There are complications. A potential business partner arrives, the self-important M. Chouilloux, with the authority to grant Bastien the lucrative chamber-pot contract for the entire French army—but only if the pots are unbreakable. Bastien demonstrates by tossing one across the room. It breaks. Julie does not cooperate, too worried about Toto's irregularity to dress for company. In short order, M. Chouilloux is insulted by Toto, accidentally takes the child's laxative, is told by Julie of his own wife's infidelity, and leaves in fury, taking with him Bastien's dream of chamber-pot riches. Jarion Monroe plays the role with proper pomposity.

In fact, all the actors are full of over-the-top life, mugging, strutting, fleeing for the toilet. In one unforgettable sequence, Bastien, frustrated with Julie's continued uncooperativeness, whirls, spins, leaps, and bounces across the stage, finally ending under the desk, with his upside-down face toward the audience in a rictus of oppressed husbandliness. Hoyle is brilliant. And between the two plays, now as the dotty professor again, Hoyle shows his improvisational skills, conducting a hilarious unscripted audience-participation playlet.
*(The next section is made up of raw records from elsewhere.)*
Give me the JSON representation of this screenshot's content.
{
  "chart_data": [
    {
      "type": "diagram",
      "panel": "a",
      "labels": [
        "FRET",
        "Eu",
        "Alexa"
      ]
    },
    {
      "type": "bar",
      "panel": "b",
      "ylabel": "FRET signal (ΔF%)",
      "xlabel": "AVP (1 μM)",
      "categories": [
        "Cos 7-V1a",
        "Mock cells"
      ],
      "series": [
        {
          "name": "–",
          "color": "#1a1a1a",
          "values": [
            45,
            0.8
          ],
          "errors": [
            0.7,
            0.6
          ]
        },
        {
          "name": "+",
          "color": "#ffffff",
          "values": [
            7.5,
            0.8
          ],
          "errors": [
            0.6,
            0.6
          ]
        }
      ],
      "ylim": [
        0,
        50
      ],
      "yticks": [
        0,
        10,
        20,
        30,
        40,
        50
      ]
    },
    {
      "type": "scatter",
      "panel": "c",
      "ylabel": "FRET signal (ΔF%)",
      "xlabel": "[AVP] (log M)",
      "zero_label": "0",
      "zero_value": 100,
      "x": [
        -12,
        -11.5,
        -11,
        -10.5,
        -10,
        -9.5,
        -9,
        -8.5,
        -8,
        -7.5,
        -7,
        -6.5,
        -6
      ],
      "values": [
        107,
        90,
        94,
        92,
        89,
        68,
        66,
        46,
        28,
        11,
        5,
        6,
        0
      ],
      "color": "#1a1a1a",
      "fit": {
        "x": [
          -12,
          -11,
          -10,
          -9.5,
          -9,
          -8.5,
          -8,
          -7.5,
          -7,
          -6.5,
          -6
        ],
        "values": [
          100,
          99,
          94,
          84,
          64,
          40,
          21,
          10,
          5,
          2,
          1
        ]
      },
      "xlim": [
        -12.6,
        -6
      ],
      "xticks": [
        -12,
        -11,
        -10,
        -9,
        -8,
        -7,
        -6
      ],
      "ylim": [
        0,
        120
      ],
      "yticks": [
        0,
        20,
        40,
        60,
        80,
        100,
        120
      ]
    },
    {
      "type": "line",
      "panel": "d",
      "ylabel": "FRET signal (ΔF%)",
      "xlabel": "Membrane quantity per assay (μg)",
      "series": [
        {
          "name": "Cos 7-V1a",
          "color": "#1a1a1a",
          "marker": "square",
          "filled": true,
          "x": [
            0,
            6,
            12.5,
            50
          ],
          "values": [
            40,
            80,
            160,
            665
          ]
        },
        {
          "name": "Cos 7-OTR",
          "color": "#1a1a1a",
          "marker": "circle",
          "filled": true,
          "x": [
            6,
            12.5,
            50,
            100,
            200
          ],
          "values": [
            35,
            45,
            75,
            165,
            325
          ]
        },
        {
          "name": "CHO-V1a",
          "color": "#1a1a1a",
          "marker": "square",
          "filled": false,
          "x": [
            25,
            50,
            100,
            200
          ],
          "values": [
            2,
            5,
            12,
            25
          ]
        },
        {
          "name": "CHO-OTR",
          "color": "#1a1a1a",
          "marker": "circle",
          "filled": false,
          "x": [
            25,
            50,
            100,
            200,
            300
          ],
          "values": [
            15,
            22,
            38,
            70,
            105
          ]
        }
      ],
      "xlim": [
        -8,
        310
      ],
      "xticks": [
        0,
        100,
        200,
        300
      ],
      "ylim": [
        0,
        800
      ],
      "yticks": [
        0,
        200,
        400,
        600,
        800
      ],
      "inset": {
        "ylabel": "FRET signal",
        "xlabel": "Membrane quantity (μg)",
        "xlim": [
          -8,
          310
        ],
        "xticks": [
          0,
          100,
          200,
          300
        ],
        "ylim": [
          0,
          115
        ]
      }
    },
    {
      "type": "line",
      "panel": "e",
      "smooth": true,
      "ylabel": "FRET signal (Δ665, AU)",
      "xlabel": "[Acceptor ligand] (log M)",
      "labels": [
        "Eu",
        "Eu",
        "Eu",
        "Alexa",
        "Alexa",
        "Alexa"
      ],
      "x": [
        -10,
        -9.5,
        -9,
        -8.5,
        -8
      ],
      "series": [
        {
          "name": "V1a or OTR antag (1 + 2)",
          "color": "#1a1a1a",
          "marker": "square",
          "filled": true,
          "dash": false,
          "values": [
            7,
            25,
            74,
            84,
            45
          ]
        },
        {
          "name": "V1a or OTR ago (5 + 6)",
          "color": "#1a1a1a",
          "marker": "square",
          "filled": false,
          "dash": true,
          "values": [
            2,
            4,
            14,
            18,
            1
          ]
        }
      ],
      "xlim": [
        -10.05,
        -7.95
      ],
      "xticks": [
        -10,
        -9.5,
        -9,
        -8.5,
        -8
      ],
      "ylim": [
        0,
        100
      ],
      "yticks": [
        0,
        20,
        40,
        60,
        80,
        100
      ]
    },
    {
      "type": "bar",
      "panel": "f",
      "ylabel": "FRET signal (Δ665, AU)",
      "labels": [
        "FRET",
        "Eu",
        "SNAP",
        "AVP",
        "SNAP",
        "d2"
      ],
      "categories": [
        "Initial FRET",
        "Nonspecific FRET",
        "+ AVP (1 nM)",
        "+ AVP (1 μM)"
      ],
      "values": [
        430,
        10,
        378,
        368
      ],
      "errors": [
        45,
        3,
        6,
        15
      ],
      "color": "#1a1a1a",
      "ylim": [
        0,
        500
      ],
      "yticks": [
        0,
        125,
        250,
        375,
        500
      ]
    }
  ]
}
York Kennedy's lighting design is crisp but unobtrusive. Kent Dosey's set and David Kay Mickelsen's costumes are imaginatively early-20th-century haute-bourgeois, with more tatters and rot as time passes. The Follavoines are simply not making it: they had to sell their copy of the Gericault "Raft of the Medusa" by the time of the later play, and there's not even new wallpaper to cover the gap.

That doesn't matter, of course. This is farce, a universe where the worse—the bickering, the tatters, the irregularity—is what makes the better possible. It's a very funny universe.